É nesse ponto que o julgador precisa aprofundar o estudo sobre o tema. Dessa forma, é relevante possuir parâmetros legais mínimos preestabelecidos pela legislação, para que não tenham casos semelhantes com julgamentos contrários.

Com o intuito de garantir a posse do estado de filho o autor Jorge Shiguemitsu Fujita (2011, p. 145-146) fez uma sugestão de projeto de lei:

Art. 1º O caput do art. 1.601 do Código Civil passa a ter a seguinte redação: “Art. 1.601. Cabe ao marido o direito de contestar a paternidade dos filhos nascidos de sua mulher, a menos que exista a posse de estado de filho. Essa ação é imprescritível.”

Art. 2º O art. 1.603 recebe o seguinte parágrafo único: Art. 1.603 […]

“Parágrafo único. A filiação poderá ser também provada pela posse de estado de filho.”

Art. 3º O art. 1.604 passa a ter a seguinte redação:

“Art. 1.604. Ninguém pode vindicar estado contrário o que resulta do registro de nascimento, salvo provando-se erro, ou falsidade de registro, ou filiação socioafetiva decorrente da posse de estado de filho.”

Art. 4º O art. 1.605 passa a ter nova redação em seu caput, ficando revogado os seus incisos I e II. Fica incluído um parágrafo único:

“Art. 1.605. Na falta, defeito, erro, ou falsidade, do termo de nascimento, ou, então para declarar a filiação socioafetiva originária da posse de estado de filho, a prova poderá consistir em qualquer modo admissível em direito.

Parágrafo único: A posse de estado de filho deverá ser contínua, pacífica, pública e não duvidosa e se basear em uma reunião suficiente dos seguintes fatos: a) o que indivíduo seja tratado como filho por aqueles a quem considera seus pais; b) que estes estejam provendo sua criação, educação e sustento; c) que ele seja reconhecido como filho na sociedade e pela família; d) que ele apresente o nome daqueles de quem alega ser filho. Art. 5º Revogam-se as disposições em contrário.”

A família vem se modificando ao longo da história e na atualidade a construção de uma família independe do vínculo biológico.
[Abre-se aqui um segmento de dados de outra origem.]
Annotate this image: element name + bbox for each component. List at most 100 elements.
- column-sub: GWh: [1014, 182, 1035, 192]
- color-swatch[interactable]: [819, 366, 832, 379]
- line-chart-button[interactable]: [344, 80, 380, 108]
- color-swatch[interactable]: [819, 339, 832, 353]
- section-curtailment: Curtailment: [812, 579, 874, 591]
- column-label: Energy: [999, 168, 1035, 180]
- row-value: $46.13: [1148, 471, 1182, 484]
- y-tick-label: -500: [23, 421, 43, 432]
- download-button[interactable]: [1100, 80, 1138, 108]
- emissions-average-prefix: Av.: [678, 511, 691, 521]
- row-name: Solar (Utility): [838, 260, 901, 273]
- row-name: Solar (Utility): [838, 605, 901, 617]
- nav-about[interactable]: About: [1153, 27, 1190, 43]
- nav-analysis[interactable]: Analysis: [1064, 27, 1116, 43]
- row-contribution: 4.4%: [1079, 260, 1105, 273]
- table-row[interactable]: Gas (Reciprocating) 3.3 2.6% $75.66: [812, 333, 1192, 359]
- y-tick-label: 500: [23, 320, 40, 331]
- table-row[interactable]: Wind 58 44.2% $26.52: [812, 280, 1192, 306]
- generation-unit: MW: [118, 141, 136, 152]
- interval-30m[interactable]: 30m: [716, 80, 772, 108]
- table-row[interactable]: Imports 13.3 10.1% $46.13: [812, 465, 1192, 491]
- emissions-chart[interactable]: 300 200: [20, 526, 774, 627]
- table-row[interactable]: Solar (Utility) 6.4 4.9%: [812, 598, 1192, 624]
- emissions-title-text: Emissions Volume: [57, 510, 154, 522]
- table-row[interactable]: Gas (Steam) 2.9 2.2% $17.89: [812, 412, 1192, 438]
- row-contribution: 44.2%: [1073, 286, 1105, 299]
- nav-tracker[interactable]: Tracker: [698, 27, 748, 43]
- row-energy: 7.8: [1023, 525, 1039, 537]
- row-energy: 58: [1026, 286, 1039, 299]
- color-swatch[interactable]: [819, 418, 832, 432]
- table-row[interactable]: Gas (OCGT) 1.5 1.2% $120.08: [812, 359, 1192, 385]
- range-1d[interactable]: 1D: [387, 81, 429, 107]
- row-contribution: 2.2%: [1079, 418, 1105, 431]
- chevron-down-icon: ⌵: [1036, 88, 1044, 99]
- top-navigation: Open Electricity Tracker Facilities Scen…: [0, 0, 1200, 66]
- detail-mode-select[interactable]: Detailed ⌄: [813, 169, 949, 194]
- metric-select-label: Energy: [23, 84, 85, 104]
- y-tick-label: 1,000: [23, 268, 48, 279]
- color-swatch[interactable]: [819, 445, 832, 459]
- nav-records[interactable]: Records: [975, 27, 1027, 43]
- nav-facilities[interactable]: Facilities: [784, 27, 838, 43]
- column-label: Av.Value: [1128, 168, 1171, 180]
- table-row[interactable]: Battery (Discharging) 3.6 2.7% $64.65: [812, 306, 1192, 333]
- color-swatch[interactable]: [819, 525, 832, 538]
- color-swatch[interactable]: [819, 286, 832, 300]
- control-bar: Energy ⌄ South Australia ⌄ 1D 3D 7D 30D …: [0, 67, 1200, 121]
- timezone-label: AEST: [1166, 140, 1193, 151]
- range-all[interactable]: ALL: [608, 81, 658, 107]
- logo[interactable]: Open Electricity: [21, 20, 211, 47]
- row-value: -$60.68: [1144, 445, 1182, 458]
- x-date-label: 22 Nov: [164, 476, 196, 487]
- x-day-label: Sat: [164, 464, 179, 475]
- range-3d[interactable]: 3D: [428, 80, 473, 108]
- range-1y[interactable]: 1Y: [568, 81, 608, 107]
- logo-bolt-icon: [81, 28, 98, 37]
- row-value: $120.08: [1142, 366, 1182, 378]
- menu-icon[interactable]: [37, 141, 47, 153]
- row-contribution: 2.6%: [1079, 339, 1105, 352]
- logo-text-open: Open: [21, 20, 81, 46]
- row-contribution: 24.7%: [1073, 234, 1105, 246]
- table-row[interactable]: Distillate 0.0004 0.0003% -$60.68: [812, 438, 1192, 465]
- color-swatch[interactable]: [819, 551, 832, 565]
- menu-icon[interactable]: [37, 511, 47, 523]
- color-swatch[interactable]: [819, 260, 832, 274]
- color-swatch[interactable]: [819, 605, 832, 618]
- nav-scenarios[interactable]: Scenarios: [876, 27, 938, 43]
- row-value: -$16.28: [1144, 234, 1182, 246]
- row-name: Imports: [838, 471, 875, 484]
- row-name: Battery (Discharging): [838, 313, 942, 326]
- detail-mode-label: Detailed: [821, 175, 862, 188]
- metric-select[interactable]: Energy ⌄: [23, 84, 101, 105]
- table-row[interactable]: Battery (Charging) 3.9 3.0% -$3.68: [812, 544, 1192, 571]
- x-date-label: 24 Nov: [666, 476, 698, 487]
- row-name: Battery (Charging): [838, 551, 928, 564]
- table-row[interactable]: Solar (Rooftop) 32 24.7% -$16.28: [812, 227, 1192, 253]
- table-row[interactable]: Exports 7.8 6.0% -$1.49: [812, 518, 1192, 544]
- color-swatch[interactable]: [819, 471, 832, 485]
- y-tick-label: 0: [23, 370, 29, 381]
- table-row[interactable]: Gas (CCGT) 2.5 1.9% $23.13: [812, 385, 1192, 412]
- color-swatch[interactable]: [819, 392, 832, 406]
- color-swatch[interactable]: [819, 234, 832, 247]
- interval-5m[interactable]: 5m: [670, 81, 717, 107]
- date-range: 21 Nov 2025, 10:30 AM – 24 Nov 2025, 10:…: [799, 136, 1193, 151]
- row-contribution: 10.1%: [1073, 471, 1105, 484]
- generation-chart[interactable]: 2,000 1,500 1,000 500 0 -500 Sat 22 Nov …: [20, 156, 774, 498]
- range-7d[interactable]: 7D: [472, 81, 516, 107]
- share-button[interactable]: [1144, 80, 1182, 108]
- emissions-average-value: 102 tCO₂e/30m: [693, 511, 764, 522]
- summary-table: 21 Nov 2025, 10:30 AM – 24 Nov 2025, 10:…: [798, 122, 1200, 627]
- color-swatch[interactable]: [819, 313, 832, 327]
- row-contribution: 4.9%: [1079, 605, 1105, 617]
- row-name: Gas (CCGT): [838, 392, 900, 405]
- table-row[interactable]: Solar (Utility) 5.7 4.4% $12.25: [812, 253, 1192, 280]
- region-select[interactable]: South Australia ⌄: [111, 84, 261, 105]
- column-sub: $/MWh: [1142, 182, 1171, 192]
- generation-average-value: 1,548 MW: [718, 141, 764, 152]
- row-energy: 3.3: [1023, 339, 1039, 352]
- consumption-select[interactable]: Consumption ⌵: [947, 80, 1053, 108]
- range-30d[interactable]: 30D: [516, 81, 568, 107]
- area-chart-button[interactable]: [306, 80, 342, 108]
O afeto passou a ser algo marcante na sociedade contemporânea, a partir do momento que a filiação não é mais estabelecida somente pelos laços sanguíneos e, é o afeto que passou a unir os  pais aos filhos.

Portanto, o afeto desencadeou uma nova forma de estabelecimento da filiação, que é a filiação   socioafetiva. A filiação socioafetiva não é estabelecida somente entre o pai e filho, como também entre os outros parentes que compõem uma família, fazendo com que essa modificação na atual conjectura familiar, sofra incidência de forma ímpar na sociedade brasileira.

 

REFERÊNCIAS BIBLIOGRÁFICAS

BRASIL. Constituição (1988). Constituição da República Federativa do Brasil. Disponível em: < http://www.planalto.gov.br/ccivil_03/constituicao/constituicao.htm >. Acesso em: 08 agosto 2022.

BOEIRA, José Bernardo Ramos. Investigação de paternidade: posse de Estado de filho. Porto Alegre: Livraria do Advogado, 1999.

DIAS, Maria Berenice. Manual de direito das famílias. 7. ed. rev., atual. e ampl. São Paulo: Editora Revista dos Tribunais, 2010.

DINIZ, Maria Helena. Curso de direito civil brasileiro, volume 5. 25. ed. São Paulo: Saraiva, 2010.

FUJITA, Jorge Shiguemitsu. Filiação. 2. ed. São Paulo: Atlas, 2011.

LOBO, Paulo. Direito Civil: famílias. 4 ed. São Paulo: Saraiva, 2011.

LISBOA, Roberto Senise. Manual de direito civil: direito de família e sucessões. volume 5. 7. ed. São Paulo: Saraiva, 2012.

MADALENO, Rolf. Novas perspectivas no direito de família. Porto Alegre: Livraria do Advogado, 2000.

RODRIGUES, Sílvio. Direito civil: direito de família. 6 volume. 28. ed. rev. e atual. por Francisco José Cahali. São Paulo: Saraiva, 2008.